The Firm: The Story of McKinsey and Its Secret Influence on American Business by McDonald Duff
Author:McDonald, Duff [McDonald, Duff]
Language: eng
Format: epub, azw3, mobi
Publisher: Simon & Schuster
Published: 2013-09-09T16:00:00+00:00
Not for Less Than $1 Million
By the end of the 1980s, McKinsey’s struggles at the end of the Marvin Bower era were long forgotten. The firm had moved into a higher gear, with revenues almost doubling, from $350 million in 1985 to $635 million in 1989. Over the next three years they nearly doubled again, hitting $1.2 billion in 1992. The Gluck-era focus on embracing one’s expertise was paying off in spades.

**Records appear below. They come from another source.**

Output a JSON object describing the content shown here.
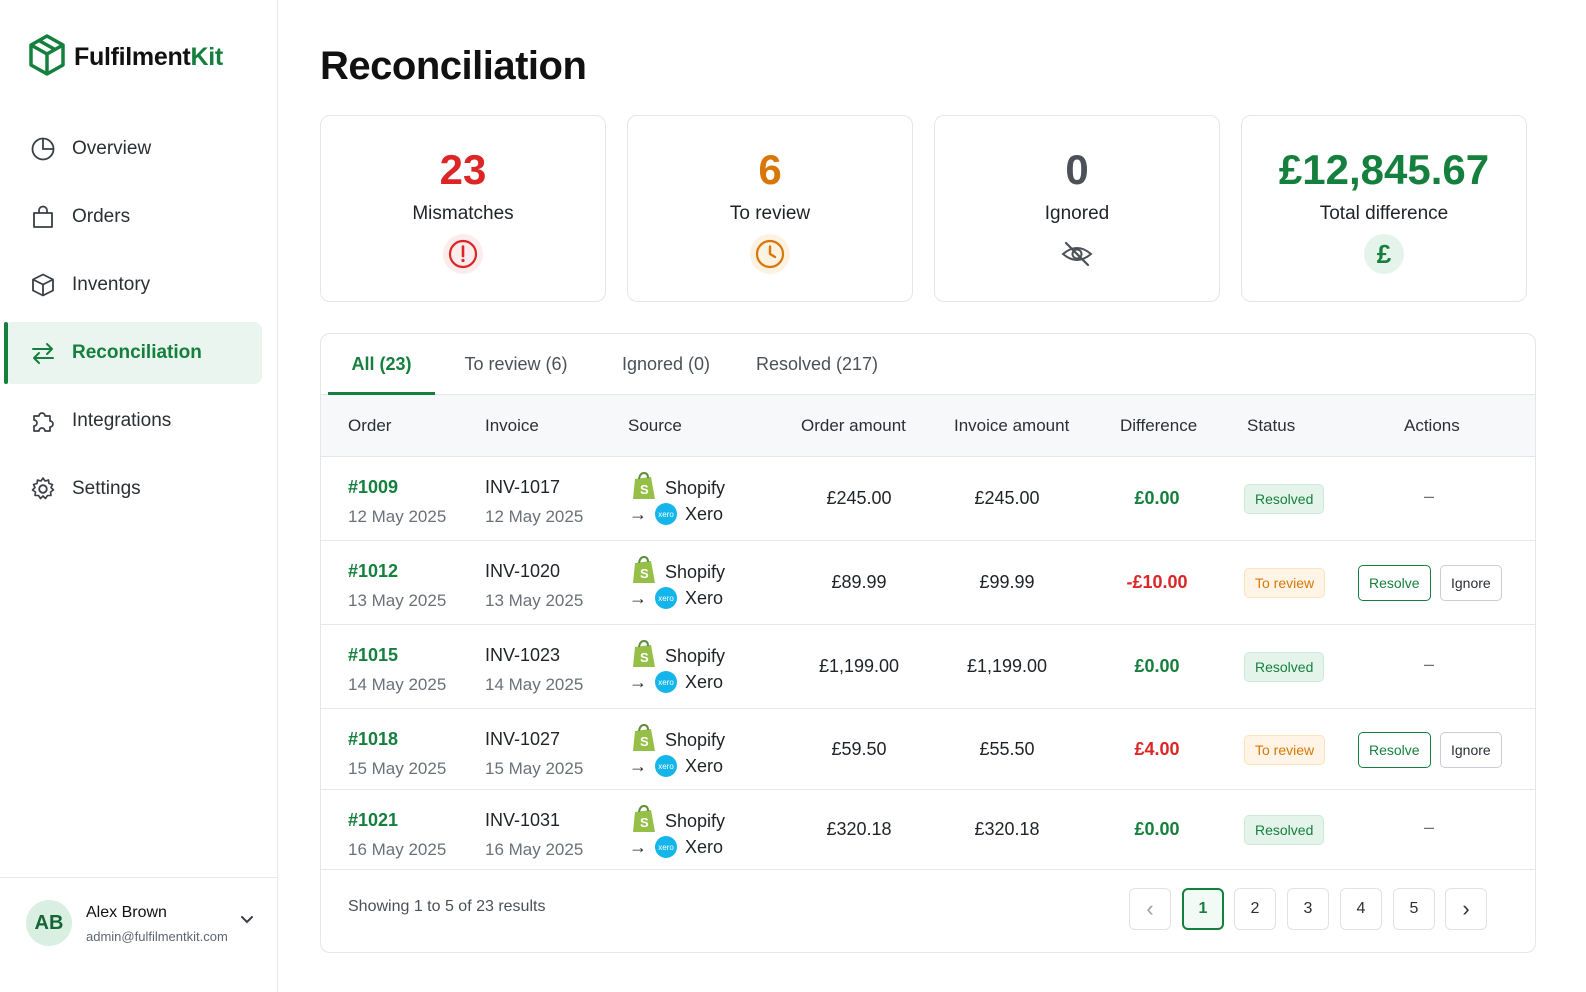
{
  "brand": {
    "name_part1": "Fulfilment",
    "name_part2": "Kit"
  },
  "nav": [
    {
      "label": "Overview",
      "icon": "pie-chart-icon",
      "active": false
    },
    {
      "label": "Orders",
      "icon": "shopping-bag-icon",
      "active": false
    },
    {
      "label": "Inventory",
      "icon": "box-icon",
      "active": false
    },
    {
      "label": "Reconciliation",
      "icon": "arrows-swap-icon",
      "active": true
    },
    {
      "label": "Integrations",
      "icon": "puzzle-icon",
      "active": false
    },
    {
      "label": "Settings",
      "icon": "gear-icon",
      "active": false
    }
  ],
  "user": {
    "initials": "AB",
    "name": "Alex Brown",
    "email": "admin@fulfilmentkit.com"
  },
  "page": {
    "title": "Reconciliation"
  },
  "stats": [
    {
      "value": "23",
      "label": "Mismatches",
      "color": "#dc2626",
      "icon": "alert-circle-icon"
    },
    {
      "value": "6",
      "label": "To review",
      "color": "#d97706",
      "icon": "clock-icon"
    },
    {
      "value": "0",
      "label": "Ignored",
      "color": "#4b5157",
      "icon": "eye-off-icon"
    },
    {
      "value": "£12,845.67",
      "label": "Total difference",
      "color": "#15803d",
      "icon": "pound-icon"
    }
  ],
  "tabs": [
    {
      "label": "All (23)",
      "active": true
    },
    {
      "label": "To review (6)",
      "active": false
    },
    {
      "label": "Ignored (0)",
      "active": false
    },
    {
      "label": "Resolved (217)",
      "active": false
    }
  ],
  "columns": {
    "order": "Order",
    "invoice": "Invoice",
    "source": "Source",
    "order_amount": "Order amount",
    "invoice_amount": "Invoice amount",
    "difference": "Difference",
    "status": "Status",
    "actions": "Actions"
  },
  "source": {
    "from": "Shopify",
    "arrow": "→",
    "to": "Xero",
    "xero_logo_text": "xero"
  },
  "rows": [
    {
      "order": "#1009",
      "order_date": "12 May 2025",
      "invoice": "INV-1017",
      "invoice_date": "12 May 2025",
      "order_amount": "£245.00",
      "invoice_amount": "£245.00",
      "difference": "£0.00",
      "diff_type": "zero",
      "status": "Resolved",
      "status_type": "resolved",
      "dash": "–"
    },
    {
      "order": "#1012",
      "order_date": "13 May 2025",
      "invoice": "INV-1020",
      "invoice_date": "13 May 2025",
      "order_amount": "£89.99",
      "invoice_amount": "£99.99",
      "difference": "-£10.00",
      "diff_type": "neg",
      "status": "To review",
      "status_type": "review",
      "resolve": "Resolve",
      "ignore": "Ignore"
    },
    {
      "order": "#1015",
      "order_date": "14 May 2025",
      "invoice": "INV-1023",
      "invoice_date": "14 May 2025",
      "order_amount": "£1,199.00",
      "invoice_amount": "£1,199.00",
      "difference": "£0.00",
      "diff_type": "zero",
      "status": "Resolved",
      "status_type": "resolved",
      "dash": "–"
    },
    {
      "order": "#1018",
      "order_date": "15 May 2025",
      "invoice": "INV-1027",
      "invoice_date": "15 May 2025",
      "order_amount": "£59.50",
      "invoice_amount": "£55.50",
      "difference": "£4.00",
      "diff_type": "neg",
      "status": "To review",
      "status_type": "review",
      "resolve": "Resolve",
      "ignore": "Ignore"
    },
    {
      "order": "#1021",
      "order_date": "16 May 2025",
      "invoice": "INV-1031",
      "invoice_date": "16 May 2025",
      "order_amount": "£320.18",
      "invoice_amount": "£320.18",
      "difference": "£0.00",
      "diff_type": "zero",
      "status": "Resolved",
      "status_type": "resolved",
      "dash": "–"
    }
  ],
  "pagination": {
    "showing": "Showing 1 to 5 of 23 results",
    "prev": "‹",
    "next": "›",
    "pages": [
      "1",
      "2",
      "3",
      "4",
      "5"
    ],
    "current": "1"
  }
}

Remarkably, McKinsey was at that point demanding—and receiving—a substantial price premium over even its closest competitors. A “Competitive Assessment Review” from June 1989 showed just how powerful the brand had become. In a proposal for a large financial institution, Booz Allen Hamilton had offered to do the work in four to four and a half months, for $125,000 a month plus expenses, or about $675,000. McKinsey required more time—five to six months—and $175,000 per month plus expenses, a total of $1 million to $1.21 million. Despite its nearly double price tag, McKinsey won the assignment.
In 1982 McKinsey’s revenues per professional had been $180,000; by 1988 they were $320,000; and by 1992 they were $387,000. Booz Allen Hamilton pulled in just $200,000. And even if Andersen Consulting was by that point larger than McKinsey, its own revenues per professional were less than a third of McKinsey’s.16 It had always been Marvin Bower’s contention that McKinsey had no competition. As the years went on, the more right he became: If your direct competitors can bill at only 60 percent of your level, are they really even competing with you? On the other hand, deep down, McKinsey viewed some firms as threats. “Monitor, though only founded in 1983, is becoming a formidable competitor for the firm,” read one internal report. Booz, on the other hand, “[does] not pose a great threat to McKinsey’s overall preeminence in management consulting.”
Occasionally McKinsey consultants wondered whether they were pushing a little too far on the fee front. Some of their clients told them that they were. In a letter consultant Tom Steiner wrote to his colleagues in the New York office in 1990, he related a conversation with Chase Manhattan executive Mike Urkowitz. “[In a discussion] . . . several weeks ago [he] got up and closed his door and said that among his banking peers at conferences and other gatherings McKinsey’s prices were a subject of conversation,” Steiner wrote. “He said, ‘We all have the view that you won’t do anything for less than $1 million. You have a problem.’ ”
Still, as recently as the late 1980s, McKinsey’s fee arrangements with clients remained shockingly informal. The firm did not deign to explain to clients like Federated Department Stores how it arrived at a fee of $200,000 a month plus expenses—it was a take-it-or-leave-it proposition. In an interview with Fortune, Amsterdam office manager Mickey Huibregtsen said that the high fees were in the best interests of the company’s clients as well as McKinsey, because “they protect us from not being taken seriously by the client and that protects the client from having the wrong studies done.